After rolling our model forward one year and tempering our short-term growth outlook, we maintain our Rs 325 fair value estimate.

Our updated financial model implies forward fiscal-year price/earnings of 17 times, enterprise value/adjusted EBITDA of 12 times, and a free cash flow yield of 6%. We expect Wipro to increase its revenue around 7.3% per year (in Indian rupee terms) over the next five years as it remains focused on top-line growth. We think the firm will supplement its organic growth in core markets such as energy, finance, manufacturing, and healthcare with acquisitions that enhance its industry expertise, skill sets, and global presence. In terms of geographies, the European market is an obvious growth opportunity for Wipro, given the region's increasing willingness to adopt an outsourcing business model and an underpenetrated marketplace. We believe the firm will seek to increase its presence in Europe, and we expect it to use mergers and acquisitions to achieve this. We forecast a modest improvement in operating margins over the next five years (an approximate 150 basis-point improvement) after heightened reinvestment and restructuring abates. Greater focus on automation, process simplification, workforce utilization, and better acquisition integration is expected to help counter yearly wage inflation and reinvestment requirements too.

  1. Is it a good time to buy?

The FVE is Rs 325. Yesterday, on April 25, the shares closed on the BSE at Rs 287 and touched a high of Rs 293.95.

With shares close to our fair value estimate, we’d seek a wider margin of safety before investing in the name.

Consider buying at Rs 195 and consider selling at Rs 503.75.

  1. What is the company’s stewardship rating?

We rate Wipro’s equity stewardship as Standard.

Chairman Azim Premji, who is widely regarded as one of the most influential business leaders in the world, has led Wipro since the late 1960s. Premji holds approximately 75% of the company's outstanding shares. Despite his large controlling stake, we think his shareholder-friendly record should hearten investors. Premji has received numerous accolades for his ethical and fair business practices and commitment to societal issues, such as public education.

Abidali Z. Neemuchwala, who is seen as a visionary around as-a-service products and services that should help Wipro adjust to the transforming digital IT services market. With his extensive experience in the industry, we think Neemuchwala is an appropriate leader for Wipro, despite short-term client-specific and macroeconomic factors weighing on his early tenure.

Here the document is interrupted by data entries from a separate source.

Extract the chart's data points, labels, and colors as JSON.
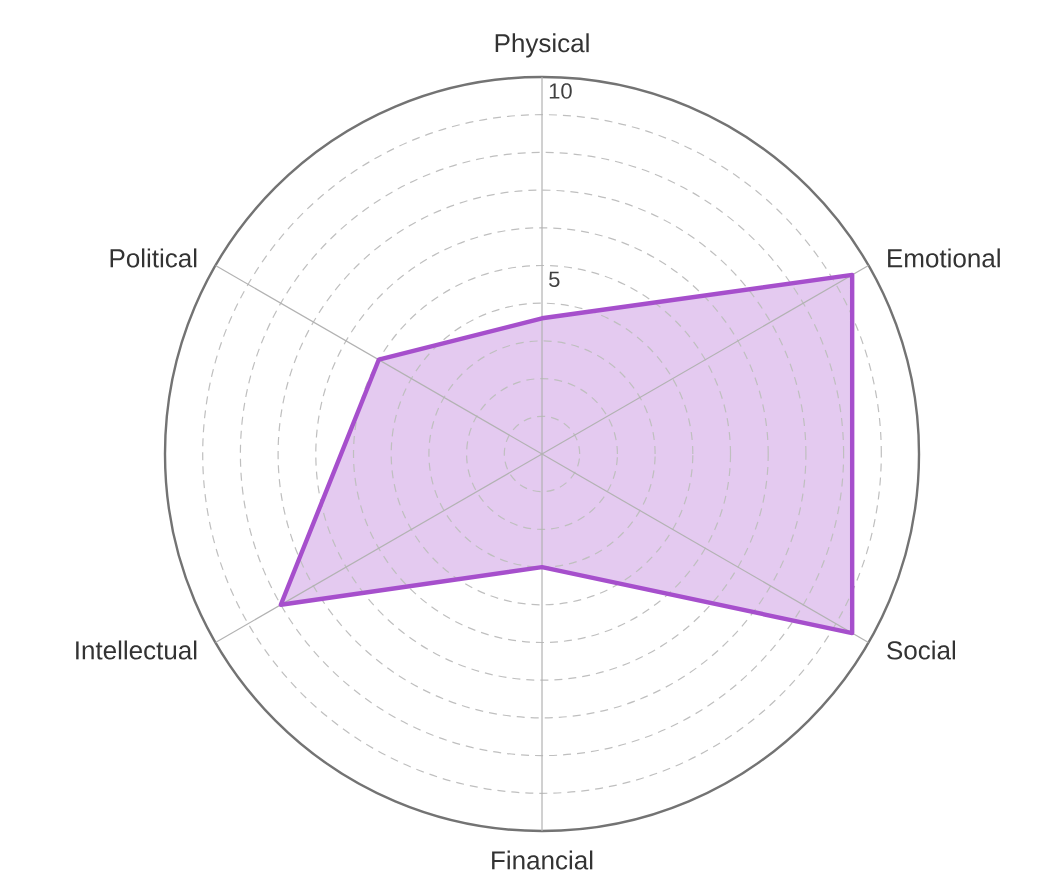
{
  "chart_data": {
    "type": "radar",
    "categories": [
      "Physical",
      "Emotional",
      "Social",
      "Financial",
      "Intellectual",
      "Political"
    ],
    "series": [
      {
        "color": "#a64fcc",
        "values": [
          3.6,
          9.5,
          9.5,
          3,
          8,
          5
        ]
      }
    ],
    "ylim": [
      0,
      10
    ],
    "yticks": [
      5,
      10
    ],
    "grid": true
  }
}
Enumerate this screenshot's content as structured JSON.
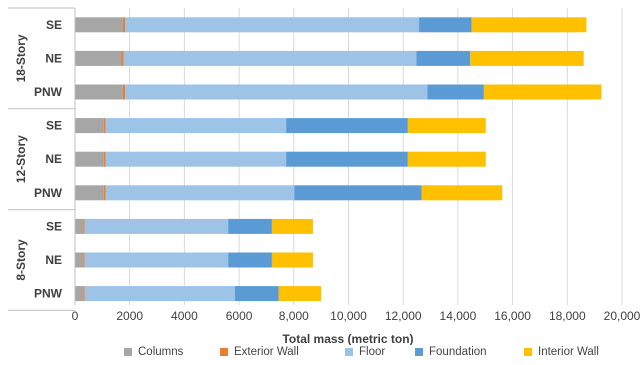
{
  "chart_data": {
    "type": "bar",
    "orientation": "horizontal",
    "stacked": true,
    "xlabel": "Total mass (metric ton)",
    "ylabel": "",
    "xlim": [
      0,
      20000
    ],
    "x_ticks": [
      0,
      2000,
      4000,
      6000,
      8000,
      10000,
      12000,
      14000,
      16000,
      18000,
      20000
    ],
    "x_tick_labels": [
      "0",
      "2000",
      "4000",
      "6000",
      "8,000",
      "10,000",
      "12,000",
      "14,000",
      "16,000",
      "18,000",
      "20,000"
    ],
    "grid": true,
    "legend_position": "bottom",
    "groups": [
      {
        "name": "18-Story",
        "categories": [
          "SE",
          "NE",
          "PNW"
        ]
      },
      {
        "name": "12-Story",
        "categories": [
          "SE",
          "NE",
          "PNW"
        ]
      },
      {
        "name": "8-Story",
        "categories": [
          "SE",
          "NE",
          "PNW"
        ]
      }
    ],
    "series": [
      {
        "name": "Columns",
        "color": "#a6a6a6",
        "values": [
          1750,
          1700,
          1750,
          1050,
          1050,
          1050,
          300,
          300,
          300
        ]
      },
      {
        "name": "Exterior Wall",
        "color": "#ed7d31",
        "values": [
          80,
          80,
          80,
          70,
          70,
          70,
          50,
          50,
          50
        ]
      },
      {
        "name": "Floor",
        "color": "#9dc3e6",
        "values": [
          10750,
          10700,
          11050,
          6600,
          6600,
          6900,
          5250,
          5250,
          5500
        ]
      },
      {
        "name": "Foundation",
        "color": "#5b9bd5",
        "values": [
          1920,
          1970,
          2070,
          4450,
          4450,
          4650,
          1600,
          1600,
          1600
        ]
      },
      {
        "name": "Interior Wall",
        "color": "#ffc000",
        "values": [
          4200,
          4150,
          4300,
          2850,
          2850,
          2950,
          1500,
          1500,
          1550
        ]
      }
    ]
  }
}
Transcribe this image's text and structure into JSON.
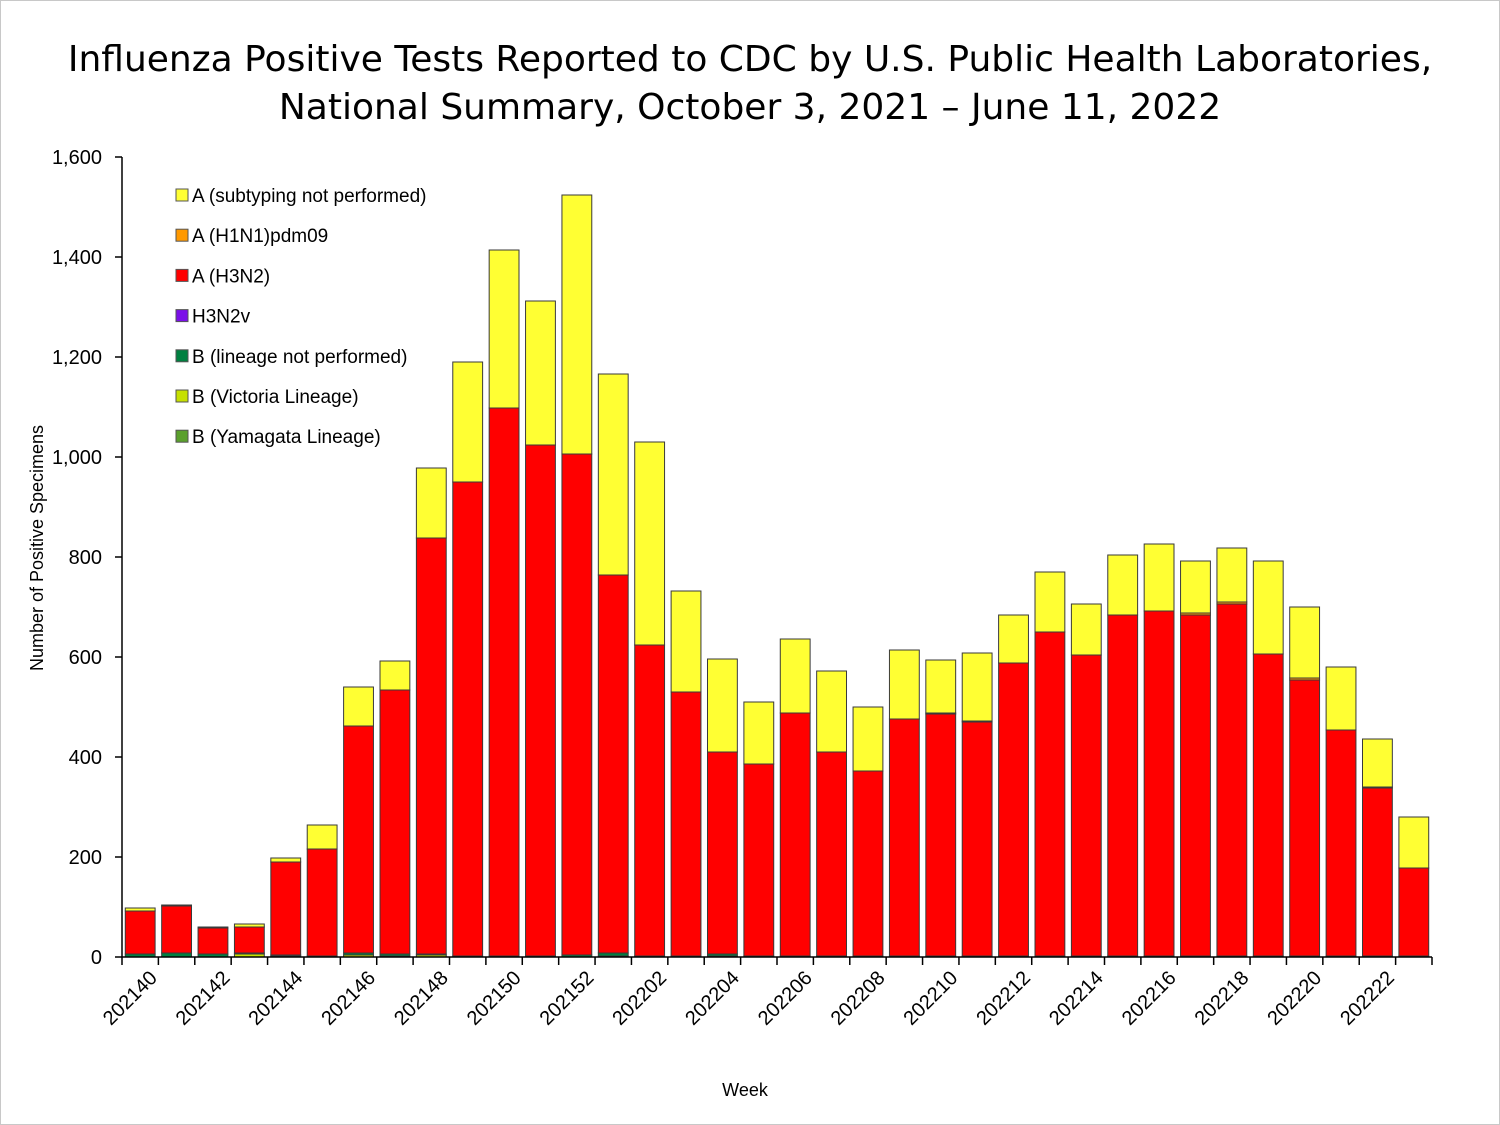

Acquisitions will continue to play an important role for Wipro as management looks to further develop its domain expertise, geographic presence, and global delivery capabilities. In the past three years Wipro completed several acquisitions (approximately INR 72 billion has been spent) in global oil and gas information technology, mortgage due diligence, and risk management services. Management has an internal margin band that it aims to maintain (the operating margin has usually hovered around 18%-20%). Still, Wipro has highlighted some key areas where it will not cut back on investment, such as sales and marketing, consulting, and IP development associated with process automation.
  1. What are the risks we see?

The IT services industry is highly competitive and constantly changing. Wipro needs to continually reinvest in new innovative service offerings in order to remain relevant in the marketplace. Employee attrition and utilization are also metrics that need to be managed closely, as these measures can have a notable impact on the firm's operating performance. Any detrimental change to U.S. immigration law could inflate the cost of Wipro's global delivery model, given the company's use of visas such as the H-1B. Meanwhile, a large appreciation in the rupee against the U.S. dollar would have a negative impact on Wipro's cost base. Also, negative movements in GDP and global IT spending would have a detrimental effect on the company.